I am working on a project comparing RNAseq quantification results between Illumina short-reads and Nanopore long-reads and I have a couple questions about comparing the quantification results from these two technologies. More specifically I need some help with figuring out how to normalize the data for the comparisons within samples and between samples. So far I have come up with the following plan:
Using CPM to compare gene/transcript expression within each sample sequenced with nanopore. For example, comparing if gene.X transcripts are more abundant than gene.Y transcripts within sample_1 sequenced with nanopore. Using CPM instead of TPM for nanopore seems like a good option since our nanopore runs do not have transcript length bias. Does this sound like a good strategy?
Using TPM to compare gene/transcript expression within each sample sequenced with illumina. For example, comparing if gene.X transcripts are more abundant than gene.Y transcripts within sample_1 sequenced with illumina. Using TPM instead of CPM for illumina seems like a good option since illumina has transcript length bias (a single long transcript will have more counts that a single short transcript). Does this sound like a good strategy?
Here is where I am having trouble coming up with a good normalization strategy. Comparing gene/transcript expression between the same sample sequenced with illumina and nanopore. e.g., performing a spearman correlation between gene expression in sample_1 sequenced with illumina and sample_1 sequenced with nanopore. I am not sure what would work here since Illumina has transcript length bias and nanopore does not. Do you have any suggestions?
Any help here will be greatly appreciated.
Best, Bernardo
Hi, I was wondering about something similar. I have both Illumina (short) and nanopore (long) reads. What sort of normalisation did you end up using?

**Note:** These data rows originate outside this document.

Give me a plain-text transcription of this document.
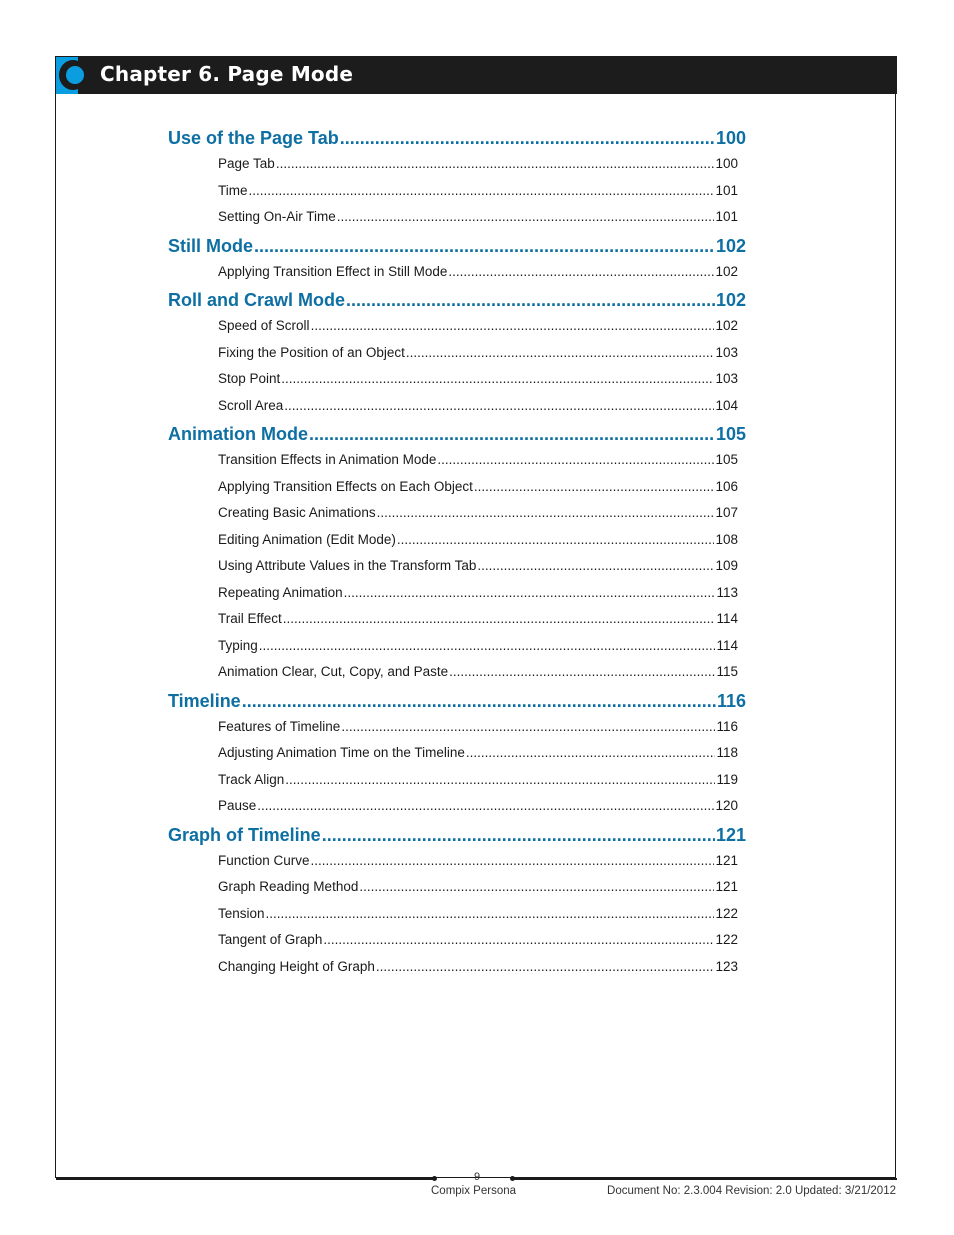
Chapter 6. Page Mode
Use of the Page Tab .....	100
Page Tab .....	100
Time .....	101
Setting On-Air Time .....	101
Still Mode .....	102
Applying Transition Effect in Still Mode .....	102
Roll and Crawl Mode .....	102
Speed of Scroll .....	102
Fixing the Position of an Object .....	103
Stop Point .....	103
Scroll Area .....	104
Animation Mode .....	105
Transition Effects in Animation Mode .....	105
Applying Transition Effects on Each Object .....	106
Creating Basic Animations .....	107
Editing Animation (Edit Mode) .....	108
Using Attribute Values in the Transform Tab .....	109
Repeating Animation .....	113
Trail Effect .....	114
Typing .....	114
Animation Clear, Cut, Copy, and Paste .....	115
Timeline .....	116
Features of Timeline .....	116
Adjusting Animation Time on the Timeline .....	118
Track Align .....	119
Pause .....	120
Graph of Timeline .....	121
Function Curve .....	121
Graph Reading Method .....	121
Tension .....	122
Tangent of Graph .....	122
Changing Height of Graph .....	123
9
Compix Persona	Document No: 2.3.004 Revision: 2.0 Updated: 3/21/2012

I have bambu output for nanopore and salmon for Illumina. I think each has some sort of normalisation but what about within each sample and between samples? I have trouble coming up with something that makes sense for my analysis other than correcting for library size?
Any input is greatly appreciate!
The author of Salmon just preprinted oarfish, a formalized adaptation of Salmon to Nanopore.
https://www.biorxiv.org/content/10.1101/2024.02.28.582591v1
It should make comparison easier since they both follow similar principles for transcript abundance estimation.